For AI models, a deeper layer of challenge comes from the complexity of the financial market itself. The market is not a static laboratory; it is a complex adaptive system in which the behaviors of all participants interact with each other and continuously evolve. The twist is that the historical data used to train AI models already contains the behaviors of all market participants from the past. Once the model begins trading based on the patterns it has discovered, its trading behavior in turn becomes new data for the market, thereby influencing and changing the market’s future trajectory. This forms a self-referential feedback loop. Setting aside whether the model has been “poisoned,” this “adaptive” feature of AI leads to a harsh reality: any effective pattern based on public data that AI can quickly mine has an extremely short lifecycle for generating excess returns. Without exclusive insights and without the deeper logic understood by the market, isn’t it just a pipe dream to imagine relying on AI tools for everyone to get rich together?

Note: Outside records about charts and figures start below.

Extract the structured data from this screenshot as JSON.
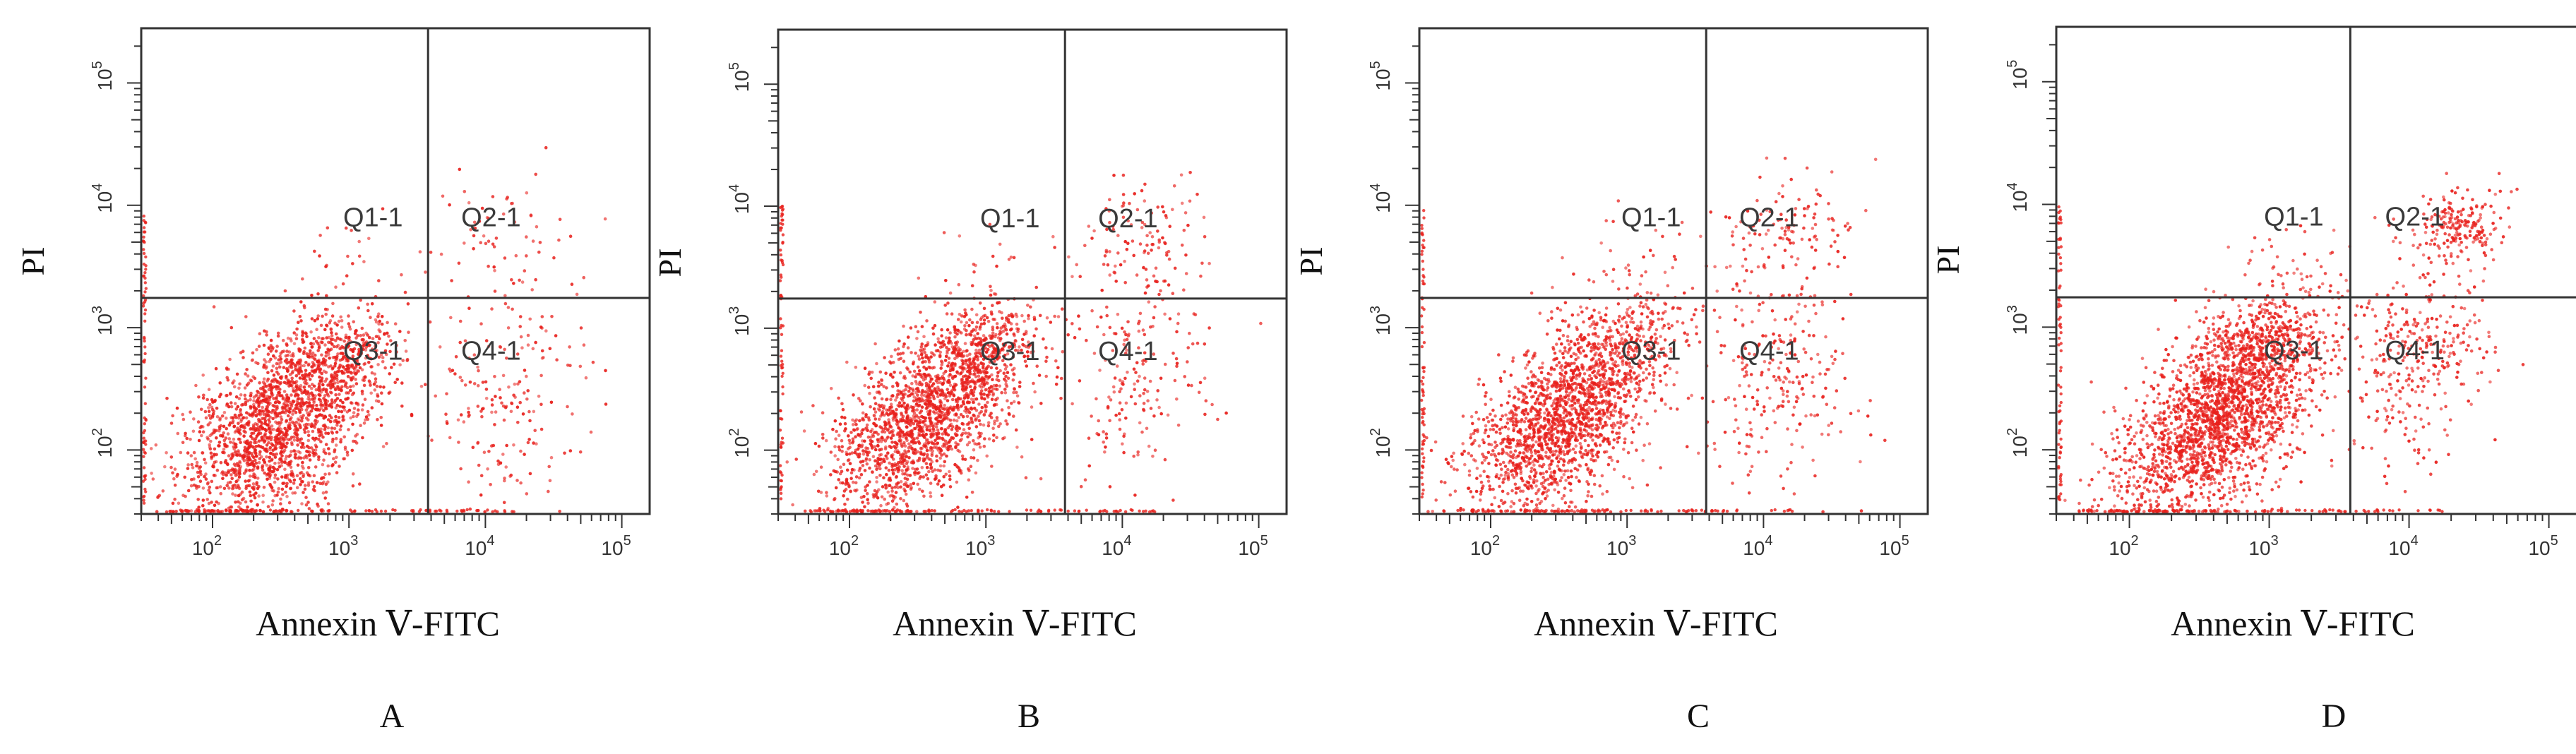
{
  "colors": {
    "events": "#e8201c",
    "frame": "#333333",
    "gate": "#333333",
    "text": "#111111"
  },
  "chart_data": [
    {
      "type": "scatter",
      "panel_label": "A",
      "xlabel": "Annexin Ⅴ-FITC",
      "ylabel": "PI",
      "xscale": "log",
      "yscale": "log",
      "xlim": [
        30,
        160000
      ],
      "ylim": [
        30,
        280000
      ],
      "x_ticks": [
        {
          "value": 100,
          "base": "10",
          "exp": "2"
        },
        {
          "value": 1000,
          "base": "10",
          "exp": "3"
        },
        {
          "value": 10000,
          "base": "10",
          "exp": "4"
        },
        {
          "value": 100000,
          "base": "10",
          "exp": "5"
        }
      ],
      "y_ticks": [
        {
          "value": 100,
          "base": "10",
          "exp": "2"
        },
        {
          "value": 1000,
          "base": "10",
          "exp": "3"
        },
        {
          "value": 10000,
          "base": "10",
          "exp": "4"
        },
        {
          "value": 100000,
          "base": "10",
          "exp": "5"
        }
      ],
      "gate": {
        "x": 3800,
        "y": 1750
      },
      "quadrants": [
        {
          "label": "Q1-1",
          "x": 1500,
          "y": 8000
        },
        {
          "label": "Q2-1",
          "x": 11000,
          "y": 8000
        },
        {
          "label": "Q3-1",
          "x": 1500,
          "y": 650
        },
        {
          "label": "Q4-1",
          "x": 11000,
          "y": 650
        }
      ],
      "populations": [
        {
          "x": 300,
          "y": 150,
          "sx": 0.34,
          "sy": 0.38,
          "rho": 0.45,
          "n": 1700
        },
        {
          "x": 700,
          "y": 500,
          "sx": 0.25,
          "sy": 0.22,
          "rho": 0.3,
          "n": 420
        },
        {
          "x": 14000,
          "y": 320,
          "sx": 0.28,
          "sy": 0.48,
          "rho": 0.1,
          "n": 200
        },
        {
          "x": 14000,
          "y": 6000,
          "sx": 0.28,
          "sy": 0.28,
          "rho": 0.2,
          "n": 55
        },
        {
          "x": 900,
          "y": 4000,
          "sx": 0.3,
          "sy": 0.22,
          "rho": 0.1,
          "n": 25
        }
      ]
    },
    {
      "type": "scatter",
      "panel_label": "B",
      "xlabel": "Annexin Ⅴ-FITC",
      "ylabel": "PI",
      "xscale": "log",
      "yscale": "log",
      "xlim": [
        30,
        160000
      ],
      "ylim": [
        30,
        280000
      ],
      "x_ticks": [
        {
          "value": 100,
          "base": "10",
          "exp": "2"
        },
        {
          "value": 1000,
          "base": "10",
          "exp": "3"
        },
        {
          "value": 10000,
          "base": "10",
          "exp": "4"
        },
        {
          "value": 100000,
          "base": "10",
          "exp": "5"
        }
      ],
      "y_ticks": [
        {
          "value": 100,
          "base": "10",
          "exp": "2"
        },
        {
          "value": 1000,
          "base": "10",
          "exp": "3"
        },
        {
          "value": 10000,
          "base": "10",
          "exp": "4"
        },
        {
          "value": 100000,
          "base": "10",
          "exp": "5"
        }
      ],
      "gate": {
        "x": 3800,
        "y": 1750
      },
      "quadrants": [
        {
          "label": "Q1-1",
          "x": 1500,
          "y": 8000
        },
        {
          "label": "Q2-1",
          "x": 11000,
          "y": 8000
        },
        {
          "label": "Q3-1",
          "x": 1500,
          "y": 650
        },
        {
          "label": "Q4-1",
          "x": 11000,
          "y": 650
        }
      ],
      "populations": [
        {
          "x": 350,
          "y": 170,
          "sx": 0.33,
          "sy": 0.36,
          "rho": 0.5,
          "n": 1600
        },
        {
          "x": 800,
          "y": 600,
          "sx": 0.25,
          "sy": 0.22,
          "rho": 0.3,
          "n": 400
        },
        {
          "x": 12000,
          "y": 400,
          "sx": 0.28,
          "sy": 0.45,
          "rho": 0.1,
          "n": 190
        },
        {
          "x": 14000,
          "y": 5500,
          "sx": 0.26,
          "sy": 0.25,
          "rho": 0.2,
          "n": 110
        },
        {
          "x": 1000,
          "y": 3000,
          "sx": 0.3,
          "sy": 0.2,
          "rho": 0.1,
          "n": 25
        }
      ]
    },
    {
      "type": "scatter",
      "panel_label": "C",
      "xlabel": "Annexin Ⅴ-FITC",
      "ylabel": "PI",
      "xscale": "log",
      "yscale": "log",
      "xlim": [
        30,
        160000
      ],
      "ylim": [
        30,
        280000
      ],
      "x_ticks": [
        {
          "value": 100,
          "base": "10",
          "exp": "2"
        },
        {
          "value": 1000,
          "base": "10",
          "exp": "3"
        },
        {
          "value": 10000,
          "base": "10",
          "exp": "4"
        },
        {
          "value": 100000,
          "base": "10",
          "exp": "5"
        }
      ],
      "y_ticks": [
        {
          "value": 100,
          "base": "10",
          "exp": "2"
        },
        {
          "value": 1000,
          "base": "10",
          "exp": "3"
        },
        {
          "value": 10000,
          "base": "10",
          "exp": "4"
        },
        {
          "value": 100000,
          "base": "10",
          "exp": "5"
        }
      ],
      "gate": {
        "x": 3800,
        "y": 1750
      },
      "quadrants": [
        {
          "label": "Q1-1",
          "x": 1500,
          "y": 8000
        },
        {
          "label": "Q2-1",
          "x": 11000,
          "y": 8000
        },
        {
          "label": "Q3-1",
          "x": 1500,
          "y": 650
        },
        {
          "label": "Q4-1",
          "x": 11000,
          "y": 650
        }
      ],
      "populations": [
        {
          "x": 320,
          "y": 160,
          "sx": 0.33,
          "sy": 0.36,
          "rho": 0.45,
          "n": 1550
        },
        {
          "x": 800,
          "y": 650,
          "sx": 0.25,
          "sy": 0.22,
          "rho": 0.3,
          "n": 380
        },
        {
          "x": 13000,
          "y": 420,
          "sx": 0.3,
          "sy": 0.45,
          "rho": 0.1,
          "n": 250
        },
        {
          "x": 15000,
          "y": 6000,
          "sx": 0.26,
          "sy": 0.25,
          "rho": 0.2,
          "n": 120
        },
        {
          "x": 1200,
          "y": 3500,
          "sx": 0.3,
          "sy": 0.22,
          "rho": 0.1,
          "n": 40
        }
      ]
    },
    {
      "type": "scatter",
      "panel_label": "D",
      "xlabel": "Annexin Ⅴ-FITC",
      "ylabel": "PI",
      "xscale": "log",
      "yscale": "log",
      "xlim": [
        30,
        160000
      ],
      "ylim": [
        30,
        280000
      ],
      "x_ticks": [
        {
          "value": 100,
          "base": "10",
          "exp": "2"
        },
        {
          "value": 1000,
          "base": "10",
          "exp": "3"
        },
        {
          "value": 10000,
          "base": "10",
          "exp": "4"
        },
        {
          "value": 100000,
          "base": "10",
          "exp": "5"
        }
      ],
      "y_ticks": [
        {
          "value": 100,
          "base": "10",
          "exp": "2"
        },
        {
          "value": 1000,
          "base": "10",
          "exp": "3"
        },
        {
          "value": 10000,
          "base": "10",
          "exp": "4"
        },
        {
          "value": 100000,
          "base": "10",
          "exp": "5"
        }
      ],
      "gate": {
        "x": 3800,
        "y": 1750
      },
      "quadrants": [
        {
          "label": "Q1-1",
          "x": 1500,
          "y": 8000
        },
        {
          "label": "Q2-1",
          "x": 11000,
          "y": 8000
        },
        {
          "label": "Q3-1",
          "x": 1500,
          "y": 650
        },
        {
          "label": "Q4-1",
          "x": 11000,
          "y": 650
        }
      ],
      "populations": [
        {
          "x": 420,
          "y": 170,
          "sx": 0.34,
          "sy": 0.38,
          "rho": 0.5,
          "n": 1900
        },
        {
          "x": 900,
          "y": 700,
          "sx": 0.25,
          "sy": 0.22,
          "rho": 0.3,
          "n": 500
        },
        {
          "x": 12000,
          "y": 550,
          "sx": 0.26,
          "sy": 0.4,
          "rho": 0.2,
          "n": 330
        },
        {
          "x": 22000,
          "y": 6500,
          "sx": 0.18,
          "sy": 0.16,
          "rho": 0.2,
          "n": 200
        },
        {
          "x": 1200,
          "y": 3500,
          "sx": 0.3,
          "sy": 0.22,
          "rho": 0.1,
          "n": 35
        }
      ]
    }
  ]
}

Although the deep integration of AI and investment research is irreversible, for the asset management industry, the key to easing anxiety is not about raising a few “crayfish,” but about building a new ecosystem that balances efficiency and risk and deeply integrates human and machine capabilities. Currently, whether it’s top-tier financial institutions or online financial regulators, they all take a cautious stance toward installing and using open-source AI intelligent agents such as OpenClaw in company devices and internal networks. For financial institutions with asset management scales in the hundreds of billions or even trillions, an uncontrollable “black box” tool is a threat that risk control systems simply cannot tolerate.
The asset management industry isn’t about whether to use AI; it’s about who can combine AI with research, data, engineering, and risk control more deeply and better. Whether it’s today’s “crayfish” or other AI new species in the future, the top priority is to hold fast to human control over core judgments—being the “commander” of the AI strategy group and the one who manages the “risk switch.”
This column article only represents the author’s personal views.